Our key commitments for information security include:

  • Identifying, assessing, and managing information security risks.
  • Providing regular information security awareness training to our employees and partners.
  • Developing and implementing security policies, procedures, and guidelines.
  • Ensuring compliance with all applicable laws and regulations related to information security.
  • Continuously improving our ISMS to enhance security posture.
  • Protecting user data through encryption, access controls, and secure storage.
  • Promoting a security-conscious culture within the organization.
  • Collaborating with our partners and stakeholders to maintain a secure ecosystem.
  • Responding promptly and effectively to security incidents and breaches.
Lending Data Security & RBI Digital Lending Compliance

Lending Data Security & RBI Digital Lending Compliance

In addition to the general information security commitments, Bachatt adheres to the following security practices specifically for borrower data processed in connection with digital lending services, in compliance with RBI's Digital Lending Guidelines (RBI/2022-23/111 DOR.CRE.REC.66/21.07.001/2022-23).

Data Localization:

  • All borrower data, including personal information, financial data, credit information, and loan transaction records, is stored exclusively on cloud servers located within India.
  • No borrower data is transferred to or processed on servers outside India.

Access Controls:

  • Access to borrower data is restricted on a need-to-know basis, with role-based access controls enforced across all systems.
  • Multi-factor authentication is required for accessing borrower data systems.
  • Access logs are maintained and reviewed periodically.

Data Encryption:

  • All borrower data is encrypted at rest using industry-standard encryption (AES-256 or equivalent).
  • All data transmission occurs over secure, encrypted channels (TLS 1.2 or higher).

Data Segregation:

  • Borrower data collected for lending purposes is logically segregated from data collected for other Bachatt services (e.g., mutual fund investments).

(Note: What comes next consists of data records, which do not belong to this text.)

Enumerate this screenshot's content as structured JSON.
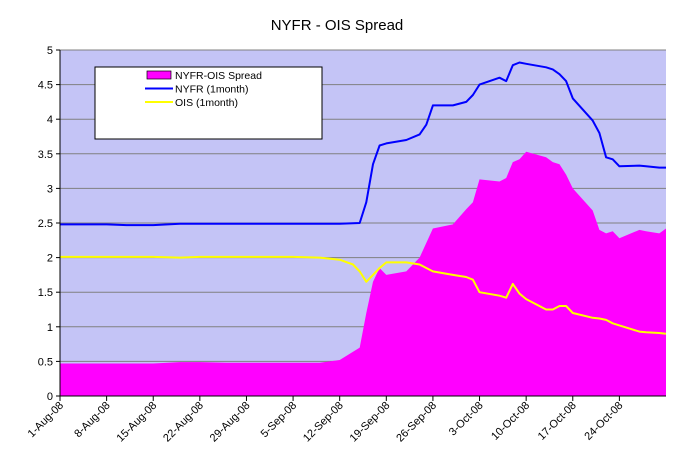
{
  "chart_data": {
    "type": "area",
    "title": "NYFR - OIS Spread",
    "xlabel": "",
    "ylabel": "",
    "ylim": [
      0,
      5
    ],
    "yticks": [
      "0",
      "0.5",
      "1",
      "1.5",
      "2",
      "2.5",
      "3",
      "3.5",
      "4",
      "4.5",
      "5"
    ],
    "xlim": [
      "2008-08-01",
      "2008-10-31"
    ],
    "xticks": [
      {
        "date": "2008-08-01",
        "label": "1-Aug-08"
      },
      {
        "date": "2008-08-08",
        "label": "8-Aug-08"
      },
      {
        "date": "2008-08-15",
        "label": "15-Aug-08"
      },
      {
        "date": "2008-08-22",
        "label": "22-Aug-08"
      },
      {
        "date": "2008-08-29",
        "label": "29-Aug-08"
      },
      {
        "date": "2008-09-05",
        "label": "5-Sep-08"
      },
      {
        "date": "2008-09-12",
        "label": "12-Sep-08"
      },
      {
        "date": "2008-09-19",
        "label": "19-Sep-08"
      },
      {
        "date": "2008-09-26",
        "label": "26-Sep-08"
      },
      {
        "date": "2008-10-03",
        "label": "3-Oct-08"
      },
      {
        "date": "2008-10-10",
        "label": "10-Oct-08"
      },
      {
        "date": "2008-10-17",
        "label": "17-Oct-08"
      },
      {
        "date": "2008-10-24",
        "label": "24-Oct-08"
      }
    ],
    "grid": "horizontal",
    "background_color": "#c4c4f6",
    "legend": "top-left",
    "series": [
      {
        "name": "NYFR-OIS Spread",
        "kind": "area",
        "color": "#ff00ff",
        "points": [
          [
            "2008-08-01",
            0.47
          ],
          [
            "2008-08-08",
            0.47
          ],
          [
            "2008-08-15",
            0.47
          ],
          [
            "2008-08-19",
            0.49
          ],
          [
            "2008-08-22",
            0.49
          ],
          [
            "2008-08-26",
            0.48
          ],
          [
            "2008-08-29",
            0.48
          ],
          [
            "2008-09-05",
            0.48
          ],
          [
            "2008-09-09",
            0.48
          ],
          [
            "2008-09-12",
            0.52
          ],
          [
            "2008-09-15",
            0.7
          ],
          [
            "2008-09-16",
            1.2
          ],
          [
            "2008-09-17",
            1.65
          ],
          [
            "2008-09-18",
            1.85
          ],
          [
            "2008-09-19",
            1.75
          ],
          [
            "2008-09-22",
            1.8
          ],
          [
            "2008-09-24",
            2.0
          ],
          [
            "2008-09-26",
            2.42
          ],
          [
            "2008-09-29",
            2.48
          ],
          [
            "2008-10-01",
            2.7
          ],
          [
            "2008-10-02",
            2.8
          ],
          [
            "2008-10-03",
            3.13
          ],
          [
            "2008-10-06",
            3.1
          ],
          [
            "2008-10-07",
            3.15
          ],
          [
            "2008-10-08",
            3.38
          ],
          [
            "2008-10-09",
            3.42
          ],
          [
            "2008-10-10",
            3.53
          ],
          [
            "2008-10-13",
            3.45
          ],
          [
            "2008-10-14",
            3.38
          ],
          [
            "2008-10-15",
            3.35
          ],
          [
            "2008-10-16",
            3.2
          ],
          [
            "2008-10-17",
            3.0
          ],
          [
            "2008-10-20",
            2.68
          ],
          [
            "2008-10-21",
            2.4
          ],
          [
            "2008-10-22",
            2.35
          ],
          [
            "2008-10-23",
            2.38
          ],
          [
            "2008-10-24",
            2.28
          ],
          [
            "2008-10-27",
            2.4
          ],
          [
            "2008-10-28",
            2.38
          ],
          [
            "2008-10-30",
            2.35
          ],
          [
            "2008-10-31",
            2.42
          ]
        ]
      },
      {
        "name": "NYFR (1month)",
        "kind": "line",
        "color": "#0000ff",
        "points": [
          [
            "2008-08-01",
            2.48
          ],
          [
            "2008-08-08",
            2.48
          ],
          [
            "2008-08-11",
            2.47
          ],
          [
            "2008-08-15",
            2.47
          ],
          [
            "2008-08-19",
            2.49
          ],
          [
            "2008-08-22",
            2.49
          ],
          [
            "2008-08-29",
            2.49
          ],
          [
            "2008-09-05",
            2.49
          ],
          [
            "2008-09-12",
            2.49
          ],
          [
            "2008-09-15",
            2.5
          ],
          [
            "2008-09-16",
            2.8
          ],
          [
            "2008-09-17",
            3.35
          ],
          [
            "2008-09-18",
            3.62
          ],
          [
            "2008-09-19",
            3.65
          ],
          [
            "2008-09-22",
            3.7
          ],
          [
            "2008-09-24",
            3.78
          ],
          [
            "2008-09-25",
            3.92
          ],
          [
            "2008-09-26",
            4.2
          ],
          [
            "2008-09-29",
            4.2
          ],
          [
            "2008-10-01",
            4.25
          ],
          [
            "2008-10-02",
            4.35
          ],
          [
            "2008-10-03",
            4.5
          ],
          [
            "2008-10-06",
            4.6
          ],
          [
            "2008-10-07",
            4.55
          ],
          [
            "2008-10-08",
            4.78
          ],
          [
            "2008-10-09",
            4.82
          ],
          [
            "2008-10-10",
            4.8
          ],
          [
            "2008-10-13",
            4.75
          ],
          [
            "2008-10-14",
            4.72
          ],
          [
            "2008-10-15",
            4.65
          ],
          [
            "2008-10-16",
            4.55
          ],
          [
            "2008-10-17",
            4.3
          ],
          [
            "2008-10-20",
            3.98
          ],
          [
            "2008-10-21",
            3.8
          ],
          [
            "2008-10-22",
            3.45
          ],
          [
            "2008-10-23",
            3.42
          ],
          [
            "2008-10-24",
            3.32
          ],
          [
            "2008-10-27",
            3.33
          ],
          [
            "2008-10-28",
            3.32
          ],
          [
            "2008-10-30",
            3.3
          ],
          [
            "2008-10-31",
            3.3
          ]
        ]
      },
      {
        "name": "OIS (1month)",
        "kind": "line",
        "color": "#ffff00",
        "points": [
          [
            "2008-08-01",
            2.01
          ],
          [
            "2008-08-08",
            2.01
          ],
          [
            "2008-08-15",
            2.01
          ],
          [
            "2008-08-19",
            2.0
          ],
          [
            "2008-08-22",
            2.01
          ],
          [
            "2008-08-29",
            2.01
          ],
          [
            "2008-09-05",
            2.01
          ],
          [
            "2008-09-09",
            2.0
          ],
          [
            "2008-09-12",
            1.97
          ],
          [
            "2008-09-14",
            1.9
          ],
          [
            "2008-09-15",
            1.8
          ],
          [
            "2008-09-16",
            1.65
          ],
          [
            "2008-09-17",
            1.75
          ],
          [
            "2008-09-18",
            1.85
          ],
          [
            "2008-09-19",
            1.93
          ],
          [
            "2008-09-22",
            1.93
          ],
          [
            "2008-09-24",
            1.9
          ],
          [
            "2008-09-25",
            1.85
          ],
          [
            "2008-09-26",
            1.8
          ],
          [
            "2008-09-29",
            1.75
          ],
          [
            "2008-10-01",
            1.72
          ],
          [
            "2008-10-02",
            1.68
          ],
          [
            "2008-10-03",
            1.5
          ],
          [
            "2008-10-06",
            1.45
          ],
          [
            "2008-10-07",
            1.42
          ],
          [
            "2008-10-08",
            1.62
          ],
          [
            "2008-10-09",
            1.48
          ],
          [
            "2008-10-10",
            1.4
          ],
          [
            "2008-10-13",
            1.25
          ],
          [
            "2008-10-14",
            1.25
          ],
          [
            "2008-10-15",
            1.3
          ],
          [
            "2008-10-16",
            1.3
          ],
          [
            "2008-10-17",
            1.2
          ],
          [
            "2008-10-20",
            1.13
          ],
          [
            "2008-10-21",
            1.12
          ],
          [
            "2008-10-22",
            1.1
          ],
          [
            "2008-10-23",
            1.05
          ],
          [
            "2008-10-24",
            1.02
          ],
          [
            "2008-10-27",
            0.93
          ],
          [
            "2008-10-28",
            0.92
          ],
          [
            "2008-10-30",
            0.91
          ],
          [
            "2008-10-31",
            0.9
          ]
        ]
      }
    ]
  }
}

Incident Response & Breach Notification:

  • Bachatt maintains a dedicated incident response plan for security breaches involving borrower data.
  • In the event of a breach: immediate identification and containment actions are initiated; affected borrowers and relevant regulatory authorities (including the RE and RBI, as applicable) are notified within legally prescribed timelines; a thorough investigation is conducted; remediation measures are implemented; and all breach-related records are maintained for regulatory audit purposes.

Periodic Security Audits:

  • Bachatt conducts periodic security assessments, including vulnerability assessments and penetration testing, to ensure the integrity and security of borrower data systems.

Third-Party Security:

  • All third-party service providers involved in processing borrower data are contractually required to maintain equivalent security standards and comply with applicable RBI guidelines and data protection laws.
  • Regulated entities (lending partners) independently undertake credit assessment, verification, and credit decisioning. Bachatt facilitates the secure transmission of borrower data, shared strictly on a need-to-know basis and pursuant to customer consent.

No Biometric Storage:

  • No biometric data is stored in systems associated with Bachatt's DLA, unless explicitly permitted under extant statutory guidelines.
Credit Information Access Guidelines

Credit Information Access Guidelines

Bachatt accesses credit information as an "authorized representative" for limited service-related purposes only.

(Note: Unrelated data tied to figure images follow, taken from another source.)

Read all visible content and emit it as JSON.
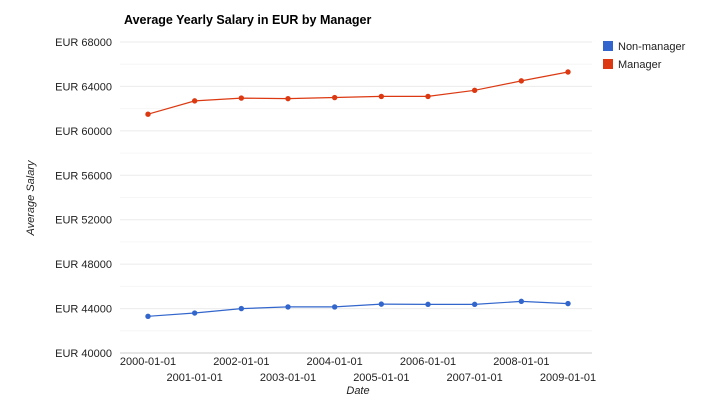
{
  "chart_data": {
    "type": "line",
    "title": "Average Yearly Salary in EUR by Manager",
    "xlabel": "Date",
    "ylabel": "Average Salary",
    "x": [
      "2000-01-01",
      "2001-01-01",
      "2002-01-01",
      "2003-01-01",
      "2004-01-01",
      "2005-01-01",
      "2006-01-01",
      "2007-01-01",
      "2008-01-01",
      "2009-01-01"
    ],
    "x_tick_labels": [
      "2000-01-01",
      "2001-01-01",
      "2002-01-01",
      "2003-01-01",
      "2004-01-01",
      "2005-01-01",
      "2006-01-01",
      "2007-01-01",
      "2008-01-01",
      "2009-01-01"
    ],
    "ylim": [
      40000,
      68000
    ],
    "y_ticks": [
      40000,
      44000,
      48000,
      52000,
      56000,
      60000,
      64000,
      68000
    ],
    "y_tick_prefix": "EUR ",
    "grid": true,
    "legend_position": "right",
    "series": [
      {
        "name": "Non-manager",
        "color": "#3366cc",
        "values": [
          43300,
          43600,
          44000,
          44150,
          44150,
          44400,
          44380,
          44380,
          44650,
          44450
        ]
      },
      {
        "name": "Manager",
        "color": "#dc3912",
        "values": [
          61500,
          62700,
          62950,
          62900,
          63000,
          63100,
          63100,
          63650,
          64500,
          65300
        ]
      }
    ]
  }
}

  • We shall not aggregate, retain, store, copy, reproduce, republish, upload, post, transmit, sell or rent the Credit Information to any other person and the same cannot be copied or reproduced other than as agreed herein and in furtherance to applicable law including the CICRA.
  • The Parties agree to protect and keep confidential the Credit Information both online and offline.
  • Credit information is destroyed, purged, erased immediately upon consent revocation or completion of the transaction, within a maximum 6-month period.
  • You can revoke your consent for sharing credit information anytime by reaching out to our customer support team on +91 7982315462 or [email protected].

Disclaimer:

This policy is a general guideline and may be subject to change based on specific product or service offerings, regulatory requirements, or Bachatt's internal policies. Users are encouraged to review the specific terms and conditions associated with each service or product before use.